Anthony Vaccarello Revisits Yves's NYC for Saint Laurent

For SS19, Saint Laurent relived Yves’s NYC. Bob Colacello was there the first time around.

For SS19, Saint Laurent relived Yves’s NYC. Bob Colacello was there the first time around.

Text: Bob Colacello

Last June, Anthony Vaccarello’s first menswear showing at Saint Laurent redefined the term “destination.” From the moonlit ferry ride to a spangly waterfront catwalk, to the finale’s Studio 54–like cavalcade of club-ready models, the show transported guests to a New York of another time. It was this New York that Yves Saint Laurent once lit up with his own destination showcase: his Opium fragrance’s U.S.  launch in 1978, which brought his “dream of the Orient” to life for 800 of NYC’s brightest stars, from Cher to Warhol to Factory scribe Bob Colacello aboard a docked junk-ship. 
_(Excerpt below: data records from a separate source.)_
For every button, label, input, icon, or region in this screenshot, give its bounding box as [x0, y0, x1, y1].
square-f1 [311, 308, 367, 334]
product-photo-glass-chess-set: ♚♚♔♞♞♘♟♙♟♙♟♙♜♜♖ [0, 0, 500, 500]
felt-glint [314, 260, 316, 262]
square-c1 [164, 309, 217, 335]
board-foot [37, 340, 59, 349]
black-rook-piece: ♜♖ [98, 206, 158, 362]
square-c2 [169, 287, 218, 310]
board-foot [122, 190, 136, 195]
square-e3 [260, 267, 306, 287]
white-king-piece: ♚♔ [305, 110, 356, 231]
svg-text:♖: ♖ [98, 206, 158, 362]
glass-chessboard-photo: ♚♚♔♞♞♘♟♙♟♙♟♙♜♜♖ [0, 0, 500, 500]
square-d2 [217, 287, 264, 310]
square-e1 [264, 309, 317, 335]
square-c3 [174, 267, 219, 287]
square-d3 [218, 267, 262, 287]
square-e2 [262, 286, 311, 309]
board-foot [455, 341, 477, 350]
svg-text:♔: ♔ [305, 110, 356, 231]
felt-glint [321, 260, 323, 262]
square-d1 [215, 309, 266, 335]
The designer tended to prefer his imagination to real-life travel, making visits to New York scarce. But what unfolded at his Opium afterparty at Studio 54, as told by Colacello, can only be described as a New York minute—from the star-studded spontaneity to the cosmically SS19-esque wardrobe. Samuel Anderson

BOB COLACELLO A visit from Yves to New York was a big deal; he made very few appearances. I don’t think he really liked to travel, except to Morocco. His entourage, led by Pierre Bergé, was very protective. Marina Schiano, one of his muses, ran the American business. When he would come, she’d excitedly say, “Yves is coming, Yves is coming,” as he did to promote Opium. 

At Studio 54 there was a sort of secret door that led to the basement, which was like the VIP lounge, except it was only a series of storage rooms with cement floors and a couple folding chairs. You could hear people stomping above your head. But there was a security guard who knew who to send down. 

At some point that evening, I was in the basement with Truman Capote and a young English boy named Hugo Guinness—of the banking family, not the beer. Also in the room was Halston, who always wore a black cashmere turtleneck and black aberdeen trousers. Everything was black. Sometimes he’d have a very long cashmere scarf sort of falling down over the turtleneck. 

Suddenly Yves appeared with Marina Schiano. He was wearing a cream-colored Yves Saint Laurent suit, with a striped shirt and pants that were sort of bell-bottomed.  At the time Saint Laurent was the biggest in Europe and Halston was the biggest in America. It wasn’t just any American and any French designer. Yves was a huge star; he caught the spirit of the times. He was just the number one designer [but] so was Halston. It was like the King of France and the King of England meeting in Normandy. 

Halston jumped up and moved towards Yves, and Yves moved towards Halston, and the two of them embraced. They talked a little: “Darling…mon cherie.” But it was more a flurry of kisses and hugs. Truman says to Hugo, as if he was talking to a pupil, “You have just witnessed one of the great moments in the history of fashion.” Then he paused and said, “That is, if you care about the history of fashion.” Then Marina whisked Yves off, and got him the hell out of the basement.